Sovereign Business Integration plc v Trybus
Regulation 13 of the Employment Act 2002, Schedule 2, states that the timing and location of statutory dismissal and disciplinary procedure meetings must be reasonable.
In what may be the first case to address this issue, the Employment Appeal Tribunal (EAT) said in Sovereign Business Integration plc v Trybus that it was not reasonable for an employer to send a letter on 20 December, giving an appeal date of 29 December.
Mr Trybus worked as a senior sales executive before he was summarily dismissed on 14 December 2005. In 2004 and 2005, he had raised concerns about the way his commission was being calculated and how work was being distributed. In November 2005, his line manager wrote to him asking where he had been on 26 October 2005, as no one could contact him that day.
In early November, Mr Trybus asked for a formal grievance meeting and then a “without prejudice” meeting with the directors in the presence of his solicitor. He was suspended the same day, however, pending an investigation into his absence on 26 October and possible “improper use of electronic communications.” Mr Trybus was then signed off sick for two weeks.

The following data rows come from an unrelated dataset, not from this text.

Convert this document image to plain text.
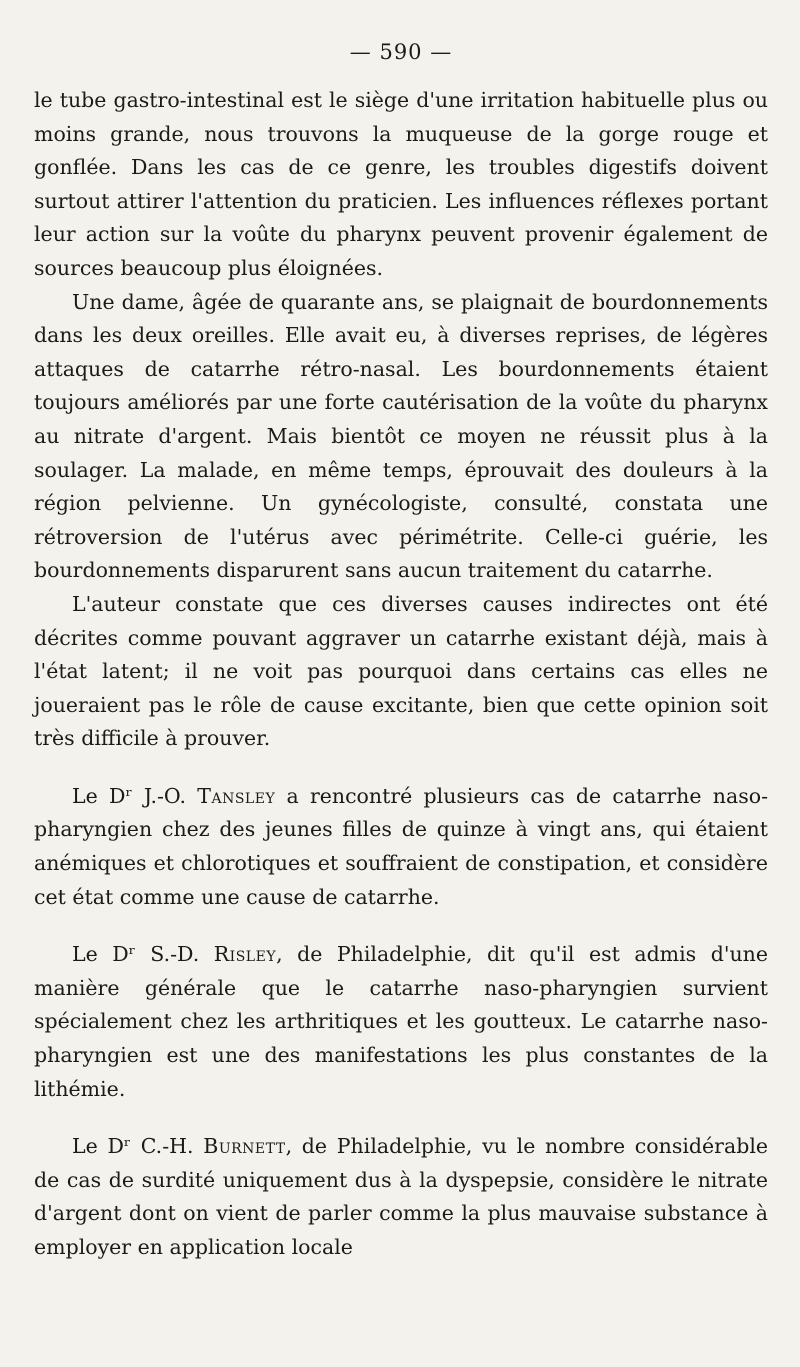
— 590 —

le tube gastro-intestinal est le siège d'une irritation habituelle plus ou moins grande, nous trouvons la muqueuse de la gorge rouge et gonflée. Dans les cas de ce genre, les troubles digestifs doivent surtout attirer l'attention du praticien. Les influences réflexes portant leur action sur la voûte du pharynx peuvent provenir également de sources beaucoup plus éloignées.

Une dame, âgée de quarante ans, se plaignait de bourdonnements dans les deux oreilles. Elle avait eu, à diverses reprises, de légères attaques de catarrhe rétro-nasal. Les bourdonnements étaient toujours améliorés par une forte cautérisation de la voûte du pharynx au nitrate d'argent. Mais bientôt ce moyen ne réussit plus à la soulager. La malade, en même temps, éprouvait des douleurs à la région pelvienne. Un gynécologiste, consulté, constata une rétroversion de l'utérus avec périmétrite. Celle-ci guérie, les bourdonnements disparurent sans aucun traitement du catarrhe.

L'auteur constate que ces diverses causes indirectes ont été décrites comme pouvant aggraver un catarrhe existant déjà, mais à l'état latent; il ne voit pas pourquoi dans certains cas elles ne joueraient pas le rôle de cause excitante, bien que cette opinion soit très difficile à prouver.

Le Dʳ J.-O. Tansley a rencontré plusieurs cas de catarrhe naso-pharyngien chez des jeunes filles de quinze à vingt ans, qui étaient anémiques et chlorotiques et souffraient de constipation, et considère cet état comme une cause de catarrhe.

Le Dʳ S.-D. Risley, de Philadelphie, dit qu'il est admis d'une manière générale que le catarrhe naso-pharyngien survient spécialement chez les arthritiques et les goutteux. Le catarrhe naso-pharyngien est une des manifestations les plus constantes de la lithémie.

Le Dʳ C.-H. Burnett, de Philadelphie, vu le nombre considérable de cas de surdité uniquement dus à la dyspepsie, considère le nitrate d'argent dont on vient de parler comme la plus mauvaise substance à employer en application locale
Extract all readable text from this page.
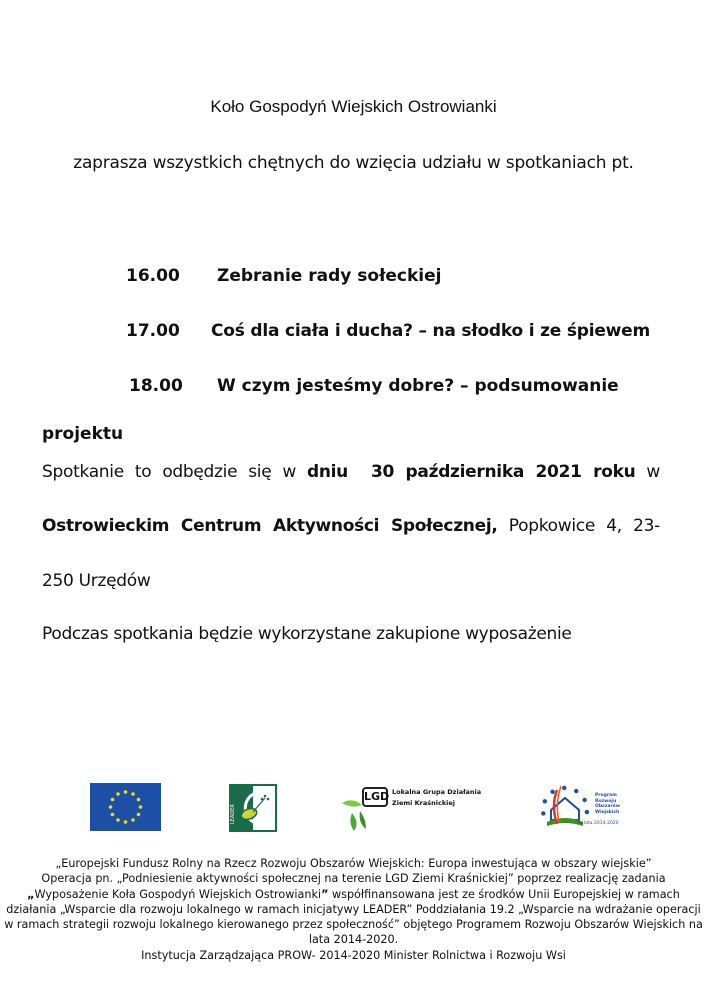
Koło Gospodyń Wiejskich Ostrowianki
zaprasza wszystkich chętnych do wzięcia udziału w spotkaniach pt.
16.00 Zebranie rady sołeckiej
17.00 Coś dla ciała i ducha? – na słodko i ze śpiewem
18.00 W czym jesteśmy dobre? – podsumowanie
projektu
Spotkanie to odbędzie się w dniu  30 października 2021 roku w
Ostrowieckim Centrum Aktywności Społecznej, Popkowice 4, 23-
250 Urzędów
Podczas spotkania będzie wykorzystane zakupione wyposażenie
LEADER
LGD Lokalna Grupa Działania
Ziemi Kraśnickiej
Program
Rozwoju
Obszarów
Wiejskich
na lata 2014-2020
„Europejski Fundusz Rolny na Rzecz Rozwoju Obszarów Wiejskich: Europa inwestująca w obszary wiejskie”
Operacja pn. „Podniesienie aktywności społecznej na terenie LGD Ziemi Kraśnickiej” poprzez realizację zadania
„Wyposażenie Koła Gospodyń Wiejskich Ostrowianki” współfinansowana jest ze środków Unii Europejskiej w ramach
działania „Wsparcie dla rozwoju lokalnego w ramach inicjatywy LEADER” Poddziałania 19.2 „Wsparcie na wdrażanie operacji
w ramach strategii rozwoju lokalnego kierowanego przez społeczność” objętego Programem Rozwoju Obszarów Wiejskich na
lata 2014-2020.
Instytucja Zarządzająca PROW- 2014-2020 Minister Rolnictwa i Rozwoju Wsi
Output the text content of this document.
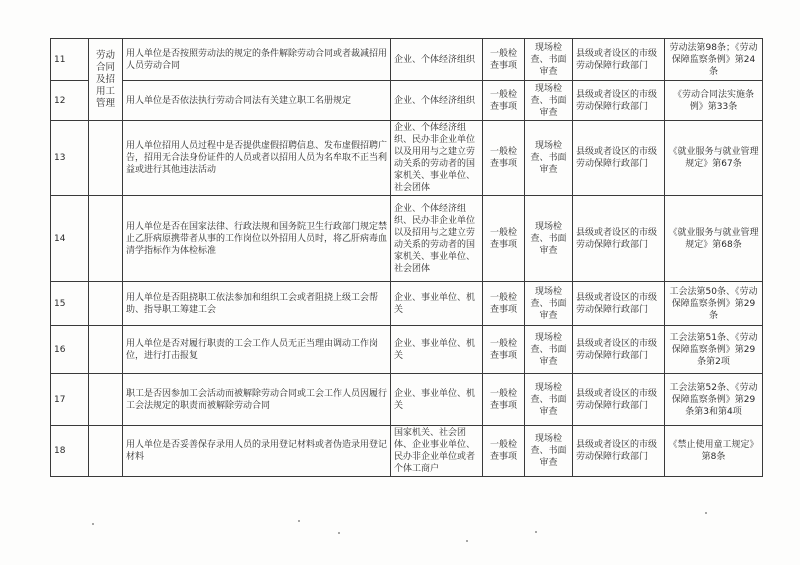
11	劳动合同及招用工管理	用人单位是否按照劳动法的规定的条件解除劳动合同或者裁减招用人员劳动合同	企业、个体经济组织	一般检查事项	现场检查、书面审查	县级或者设区的市级劳动保障行政部门	劳动法第98条；《劳动保障监察条例》第24条
12		用人单位是否依法执行劳动合同法有关建立职工名册规定	企业、个体经济组织	一般检查事项	现场检查、书面审查	县级或者设区的市级劳动保障行政部门	《劳动合同法实施条例》第33条
13		用人单位招用人员过程中是否提供虚假招聘信息、发布虚假招聘广告，招用无合法身份证件的人员或者以招用人员为名牟取不正当利益或进行其他违法活动	企业、个体经济组织、民办非企业单位以及用用与之建立劳动关系的劳动者的国家机关、事业单位、社会团体	一般检查事项	现场检查、书面审查	县级或者设区的市级劳动保障行政部门	《就业服务与就业管理规定》第67条
14		用人单位是否在国家法律、行政法规和国务院卫生行政部门规定禁止乙肝病原携带者从事的工作岗位以外招用人员时，将乙肝病毒血清学指标作为体检标准	企业、个体经济组织、民办非企业单位以及招用与之建立劳动关系的劳动者的国家机关、事业单位、社会团体	一般检查事项	现场检查、书面审查	县级或者设区的市级劳动保障行政部门	《就业服务与就业管理规定》第68条
15		用人单位是否阻挠职工依法参加和组织工会或者阻挠上级工会帮助、指导职工筹建工会	企业、事业单位、机关	一般检查事项	现场检查、书面审查	县级或者设区的市级劳动保障行政部门	工会法第50条、《劳动保障监察条例》第29条
16		用人单位是否对履行职责的工会工作人员无正当理由调动工作岗位，进行打击报复	企业、事业单位、机关	一般检查事项	现场检查、书面审查	县级或者设区的市级劳动保障行政部门	工会法第51条、《劳动保障监察条例》第29条第2项
17		职工是否因参加工会活动而被解除劳动合同或工会工作人员因履行工会法规定的职责而被解除劳动合同	企业、事业单位、机关	一般检查事项	现场检查、书面审查	县级或者设区的市级劳动保障行政部门	工会法第52条、《劳动保障监察条例》第29条第3和第4项
18		用人单位是否妥善保存录用人员的录用登记材料或者伪造录用登记材料	国家机关、社会团体、企业事业单位、民办非企业单位或者个体工商户	一般检查事项	现场检查、书面审查	县级或者设区的市级劳动保障行政部门	《禁止使用童工规定》第8条
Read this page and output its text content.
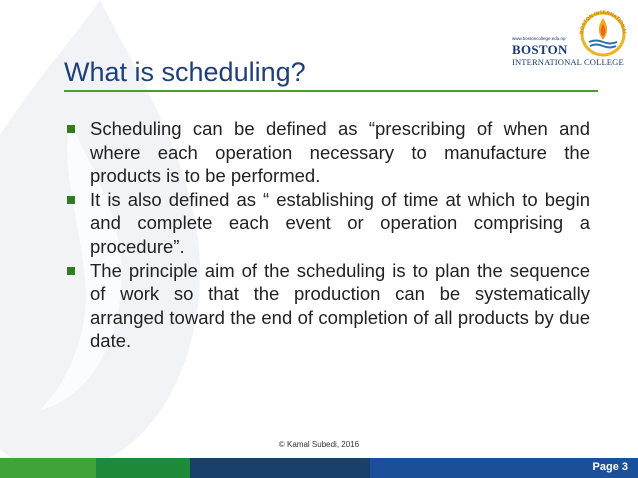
BOSTON INTERNATIONAL
www.bostoncollege.edu.np
BOSTON
INTERNATIONAL COLLEGE
What is scheduling?
Scheduling can be defined as “prescribing of when and where each operation necessary to manufacture the products is to be performed.
It is also defined as “ establishing of time at which to begin and complete each event or operation comprising a procedure”.
The principle aim of the scheduling is to plan the sequence of work so that the production can be systematically arranged toward the end of completion of all products by due date.
© Kamal Subedi, 2016
Page 3
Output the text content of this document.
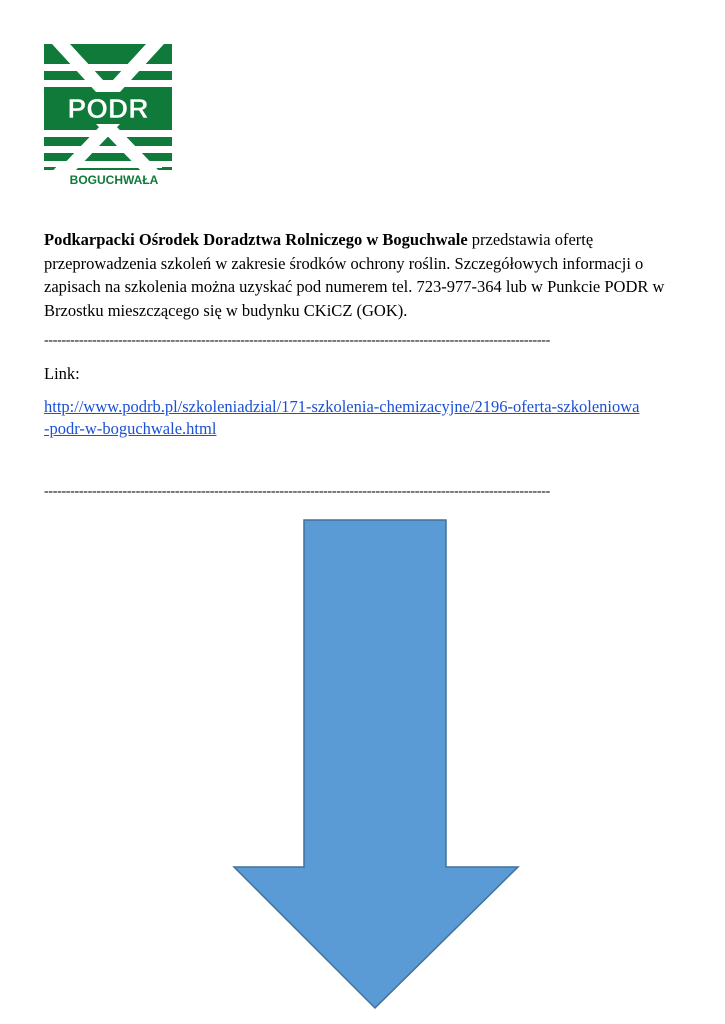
PODR
BOGUCHWAŁA

Podkarpacki Ośrodek Doradztwa Rolniczego w Boguchwale przedstawia ofertę przeprowadzenia szkoleń w zakresie środków ochrony roślin. Szczegółowych informacji o zapisach na szkolenia można uzyskać pod numerem tel. 723-977-364 lub w Punkcie PODR w Brzostku mieszczącego się w budynku CKiCZ (GOK).

--------------------------------------------------------------------------------------------------------------------

Link:

http://www.podrb.pl/szkoleniadzial/171-szkolenia-chemizacyjne/2196-oferta-szkoleniowa-podr-w-boguchwale.html
--------------------------------------------------------------------------------------------------------------------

His employer arranged a disciplinary hearing for 30 November and sent him a copy of an “investigation report” that it had compiled. However, on 29 November Mr Trybus sent in another certificate for four weeks. Convinced that this was a delaying tactic, his employer said they would only delay the hearing till 5pm that evening to allow Mr Trybus time to reply to a number of their questions. As they did not receive a response, the hearing went ahead.
Following his dismissal, Mr Trybus notified his employer on 19 December of his intention to appeal. They replied in writing on 20 December (and by e-mail which bounced back) saying it would be heard on 29 December. They did not attempt to contact him, or his solicitor, by phone. As it happens, Mr Trybus was on holiday and only learned of the date on his return. He claimed unfair dismissal.
The tribunal found in favour of Mr Trybus, saying that the company’s investigation was completely one-sided and their whole approach was predicated on the belief that he was planning to leave and make use of commercially sensitive information. This “coloured the whole of the investigation and the treatment of the Claimant thereafter”.
It said that the company was completely unreasonable in failing to delay the hearing, given that Mr Trybus was genuinely ill (although the company believed otherwise). It also criticised them for imposing an impossible time limit for answering their questions.
As the investigation process was completely flawed and the appeal procedure farcical, the tribunal found the dismissal automatically unfair. The employers appealed, saying, among other things, that the tribunal ignored the various steps that they had taken.
The EAT disagreed. It said that although it might have been kinder to acknowledge the steps the employers had taken, it was open to the tribunal to come to the conclusions that it did.
The EAT pointed to the fact that the statutory dismissal and disciplinary procedure states that the timing and location of meetings must be reasonable.
It said that the tribunal was justified in concluding that the timing of the appeal meeting was not reasonable. Given the time of year, the employers were not entitled to assume that Mr Trybus would be at home when their letter arrived. The tribunal was also entitled to take into account that they did not try to ring either Mr Trybus or his solicitors. Even if he had been at home, the letter could not have been delivered before 28 December, giving him only one day to prepare for it.
The dismissal was, therefore, automatically unfair.
This is a welcome decision, although the facts were extreme and it would have been surprising if the EAT had allowed the appeal. While the procedures warn against unreasonable delay, they also require the timing and location of meetings (which are usually within the employer’s control) to be reasonable.